Remember that Brocade also hired David Meyer, chair of the OpenDaylight Technical Steering Committee, away from Cisco. More recently, Brocade picked up Kevin Woods, former head of Cisco's onePK initiative, and engineers Thomas Nadeau and Benson Schliesser from Juniper.

(Separately, as we noted yesterday, Dixon's move is part of an apparent brain drain at IBM's networking software group.)

Dixon has been particularly active in OpenDaylight, and he says his arrival is part of Brocade's effort to get more deeply involved in the project. He'll continue spending 60 to 70 percent of his time working with the OpenDaylight community, he estimates.

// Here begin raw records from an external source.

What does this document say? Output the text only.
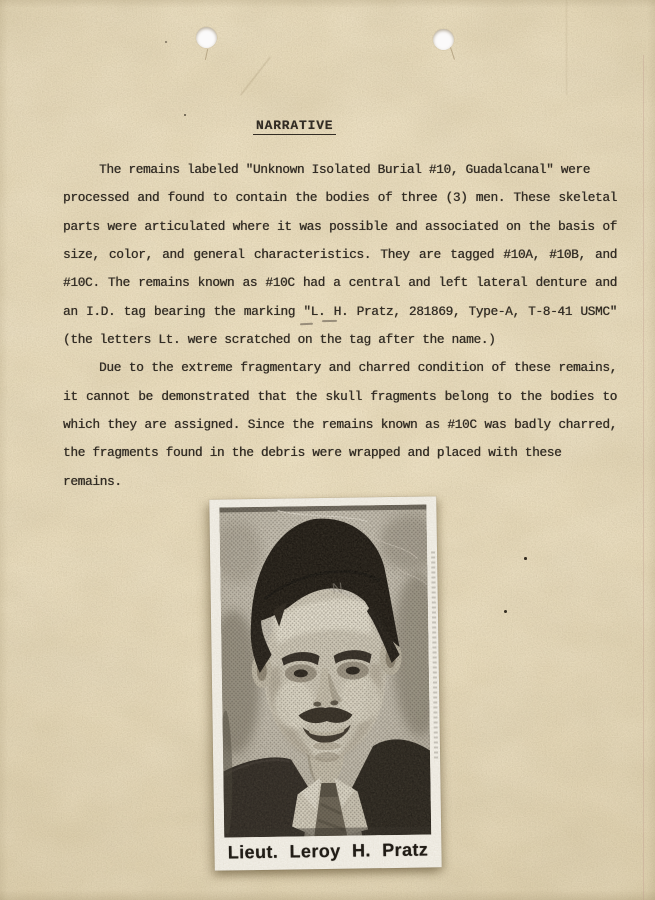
NARRATIVE
The remains labeled "Unknown Isolated Burial #10, Guadalcanal" were
processed and found to contain the bodies of three (3) men. These skeletal
parts were articulated where it was possible and associated on the basis of
size, color, and general characteristics. They are tagged #10A, #10B, and
#10C. The remains known as #10C had a central and left lateral denture and
an I.D. tag bearing the marking "L. H. Pratz, 281869, Type-A, T-8-41 USMC"
(the letters Lt. were scratched on the tag after the name.)
Due to the extreme fragmentary and charred condition of these remains,
it cannot be demonstrated that the skull fragments belong to the bodies to
which they are assigned. Since the remains known as #10C was badly charred,
the fragments found in the debris were wrapped and placed with these remains.
Lieut. Leroy H. Pratz
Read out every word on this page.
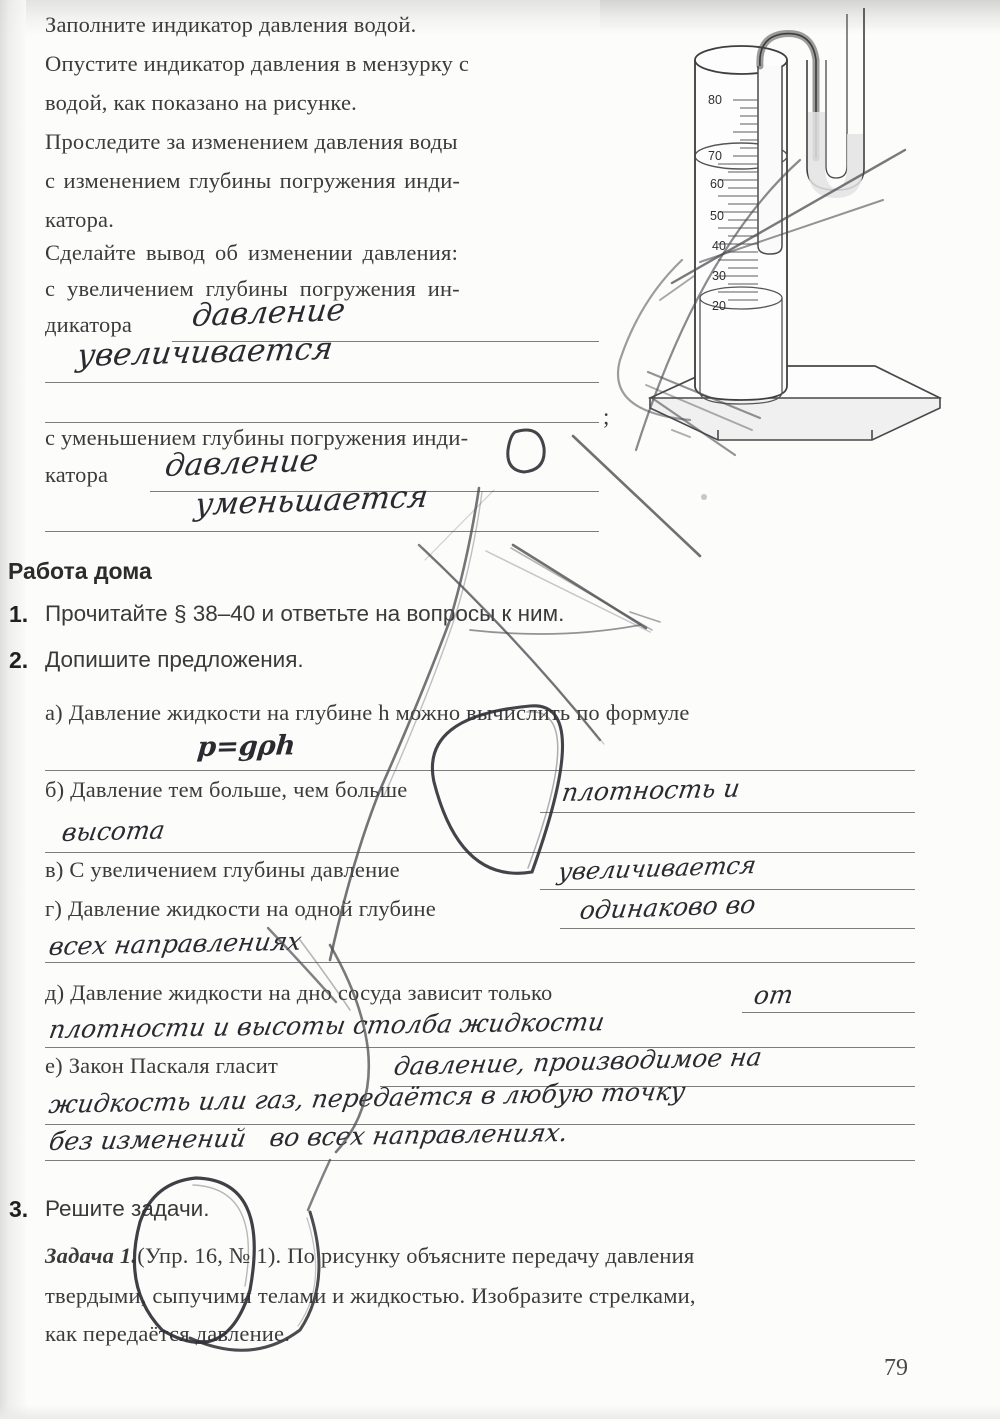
80
70
60
50
40
30
20
Заполните индикатор давления водой.
Опустите индикатор давления в мензурку с
водой, как показано на рисунке.
Проследите за изменением давления воды
с изменением глубины погружения инди-
катора.
Сделайте вывод об изменении давления:
с увеличением глубины погружения ин-
дикатора
;
с уменьшением глубины погружения инди-
катора
Работа дома
1. Прочитайте § 38–40 и ответьте на вопросы к ним.
2. Допишите предложения.
а) Давление жидкости на глубине h можно вычислить по формуле
б) Давление тем больше, чем больше
в) С увеличением глубины давление
г) Давление жидкости на одной глубине
д) Давление жидкости на дно сосуда зависит только
е) Закон Паскаля гласит
3. Решите задачи.
Задача 1.(Упр. 16, № 1). По рисунку объясните передачу давления
твердыми, сыпучими телами и жидкостью. Изобразите стрелками,
как передаётся давление.
79
давление
увеличивается
давление
уменьшается
p=gρh
плотность и
высота
увеличивается
одинаково во
всех направлениях
от
плотности и высоты столба жидкости
давление, производимое на
жидкость или газ, передаётся в любую точку
без изменений   во всех направлениях.
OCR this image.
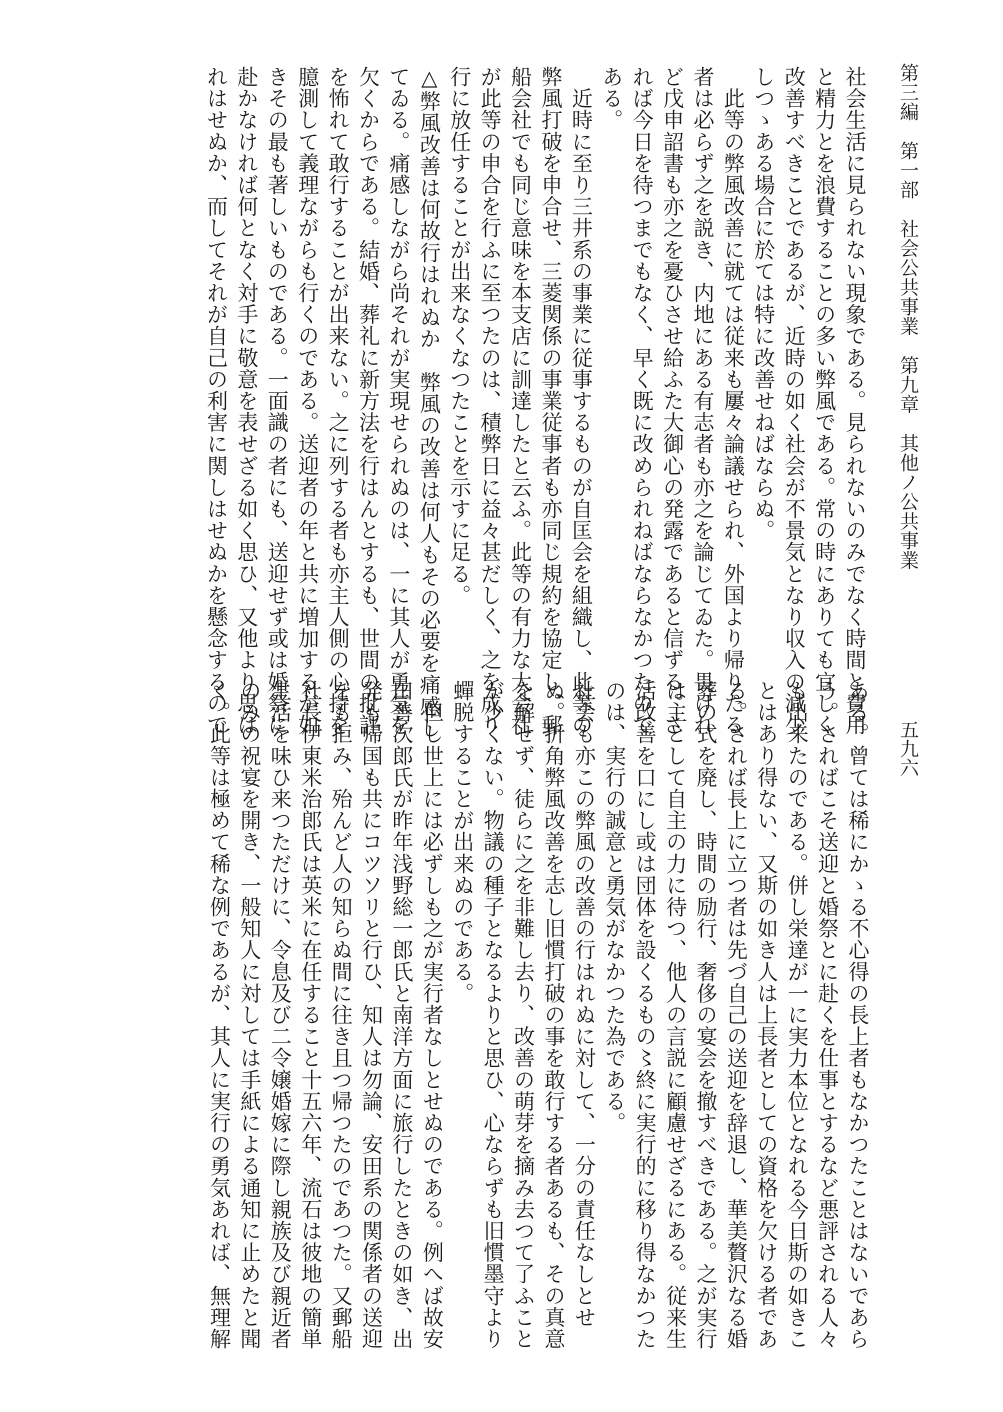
第三編　第一部　社会公共事業　第九章　其他ノ公共事業
五九六

社会生活に見られない現象である。見られないのみでなく時間と費用

と精力とを浪費することの多い弊風である。常の時にありても宜しく

改善すべきことであるが、近時の如く社会が不景気となり収入の減少

しつゝある場合に於ては特に改善せねばならぬ。

　此等の弊風改善に就ては従来も屢々論議せられ、外国より帰りたる

者は必らず之を説き、内地にある有志者も亦之を論じてゐた。畏けれ

ど戊申詔書も亦之を憂ひさせ給ふた大御心の発露であると信ずる。さ

れば今日を待つまでもなく、早く既に改められねばならなかつたので

ある。

　近時に至り三井系の事業に従事するものが自匡会を組織し、此等の

弊風打破を申合せ、三菱関係の事業従事者も亦同じ規約を協定し、郵

船会社でも同じ意味を本支店に訓達したと云ふ。此等の有力な大会社

が此等の申合を行ふに至つたのは、積弊日に益々甚だしく、之を成り

行に放任することが出来なくなつたことを示すに足る。

△弊風改善は何故行はれぬか　弊風の改善は何人もその必要を痛感し

てゐる。痛感しながら尚それが実現せられぬのは、一に其人が勇気を

欠くからである。結婚、葬礼に新方法を行はんとするも、世間の批評

を怖れて敢行することが出来ない。之に列する者も亦主人側の心持を

臆測して義理ながらも行くのである。送迎者の年と共に増加するが如

きその最も著しいものである。一面識の者にも、送迎せず或は婚祭に

赴かなければ何となく対手に敬意を表せざる如く思ひ、又他より思は

れはせぬか、而してそれが自己の利害に関しはせぬかを懸念するので

ある。曾ては稀にかゝる不心得の長上者もなかつたことはないであら

う。さればこそ送迎と婚祭とに赴くを仕事とするなど悪評される人々

も出来たのである。併し栄達が一に実力本位となれる今日斯の如きこ

とはあり得ない、又斯の如き人は上長者としての資格を欠ける者であ

る。されば長上に立つ者は先づ自己の送迎を辞退し、華美贅沢なる婚

葬の式を廃し、時間の励行、奢侈の宴会を撤すべきである。之が実行

は主として自主の力に待つ、他人の言説に顧慮せざるにある。従来生

活改善を口にし或は団体を設くるもの〻終に実行的に移り得なかつた

のは、実行の誠意と勇気がなかつた為である。

社会も亦この弊風の改善の行はれぬに対して、一分の責任なしとせ

ぬ。折角弊風改善を志し旧慣打破の事を敢行する者あるも、その真意

を解せず、徒らに之を非難し去り、改善の萌芽を摘み去つて了ふこと

が少くない。物議の種子となるよりと思ひ、心ならずも旧慣墨守より

蟬脱することが出来ぬのである。

　但し世上には必ずしも之が実行者なしとせぬのである。例へば故安

田善次郎氏が昨年浅野総一郎氏と南洋方面に旅行したときの如き、出

発も帰国も共にコツソリと行ひ、知人は勿論、安田系の関係者の送迎

をも拒み、殆んど人の知らぬ間に往き且つ帰つたのであつた。又郵船

社長伊東米治郎氏は英米に在任すること十五六年、流石は彼地の簡単

生活を味ひ来つただけに、令息及び二令嬢婚嫁に際し親族及び親近者

のみの祝宴を開き、一般知人に対しては手紙による通知に止めたと聞

く。此等は極めて稀な例であるが、其人に実行の勇気あれば、無理解
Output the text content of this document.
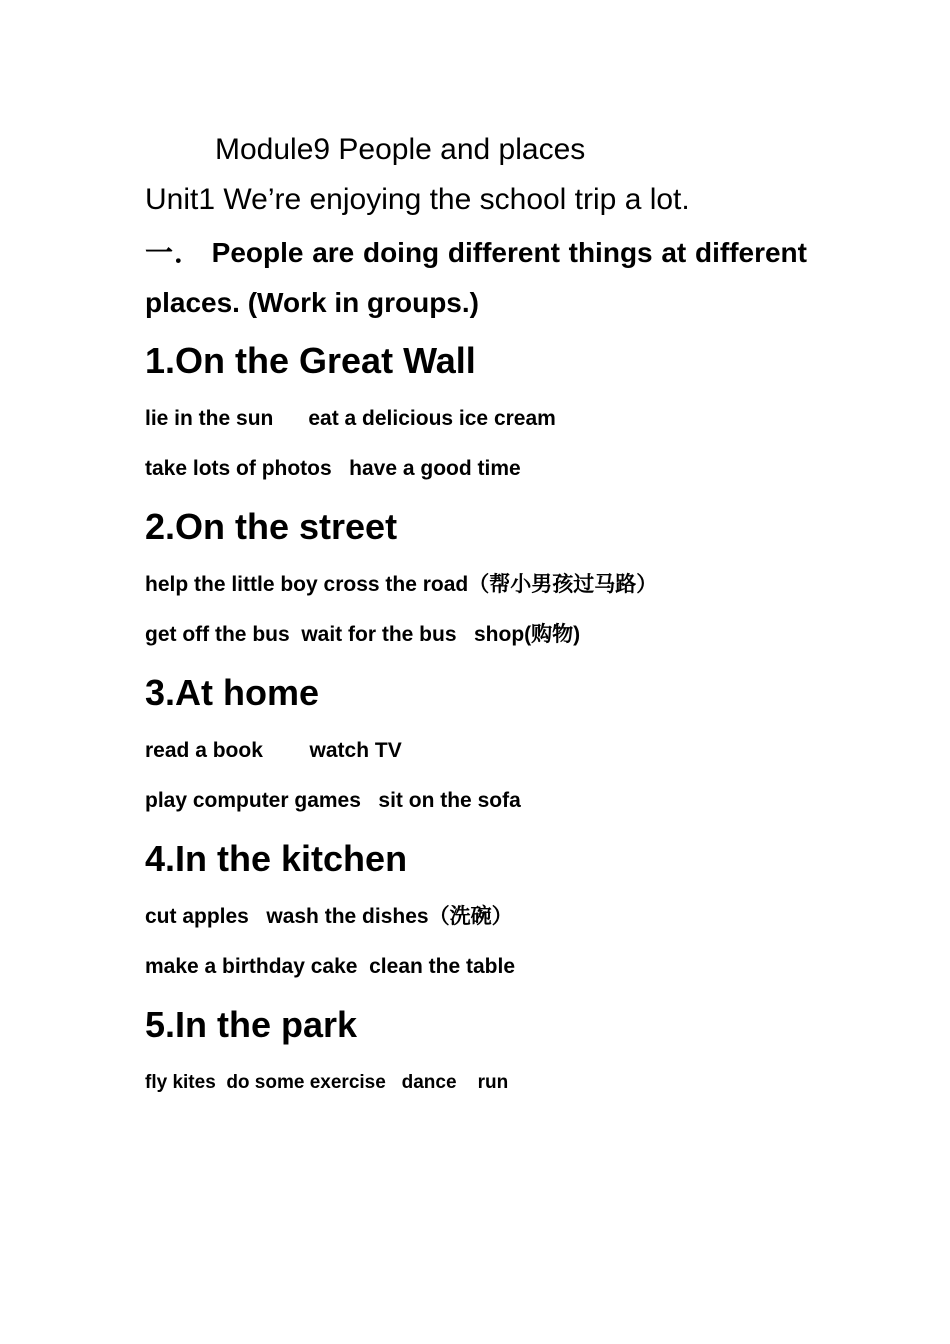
Module9 People and places

Unit1 We’re enjoying the school trip a lot.

一． People are doing different things at different places. (Work in groups.)

1.On the Great Wall

lie in the sun      eat a delicious ice cream

take lots of photos   have a good time

2.On the street

help the little boy cross the road（帮小男孩过马路）

get off the bus  wait for the bus   shop(购物)

3.At home

read a book        watch TV

play computer games   sit on the sofa

4.In the kitchen

cut apples   wash the dishes（洗碗）

make a birthday cake  clean the table

5.In the park

fly kites  do some exercise   dance    run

While going out of his way to praise IBM's research division ("You can work on pretty much whatever you want"), Dixon says he couldn't resist the chance to work at a company with "more wood behind the single arrow" of SDN. "When you have the opportunity to work with a bunch of people who get it, you don't say no," he says.

Brocade and Extreme Networks were among the companies to embrace SDN fairly early on. By 2011, both were touting the potential behind OpenFlow — and why not? Both saw OpenFlow as a way to cut into Cisco's hegemony in switching, and neither company had a hefty market share to lose if the SDN revolution really took hold.

Brocade has good products but gets low "consideration" from customers, says Zeus Kerravala, principal analyst with ZK Research. But SDN represents a transition point that the company can take advantage of, aided by a head start that the industry got when Cisco was initially slow to respond to SDN.

"I'm a firm believer that market share gains only come when there's a market transition," Kerravala says. "When this trend turns into purchasing by customers, Brocade will have mindshare there."

This goes not only for the data center but also for the carrier market, where Brocade has improved its standing considerably in recent years, writes Ray Mota of ACG Research in an email.

"Brocade is making a strong conscious effort around the SDN and NFV," Mota writes. "As long as they could take all of that talent and map them to value driven use cases, they will have a good chance to make some good revenue."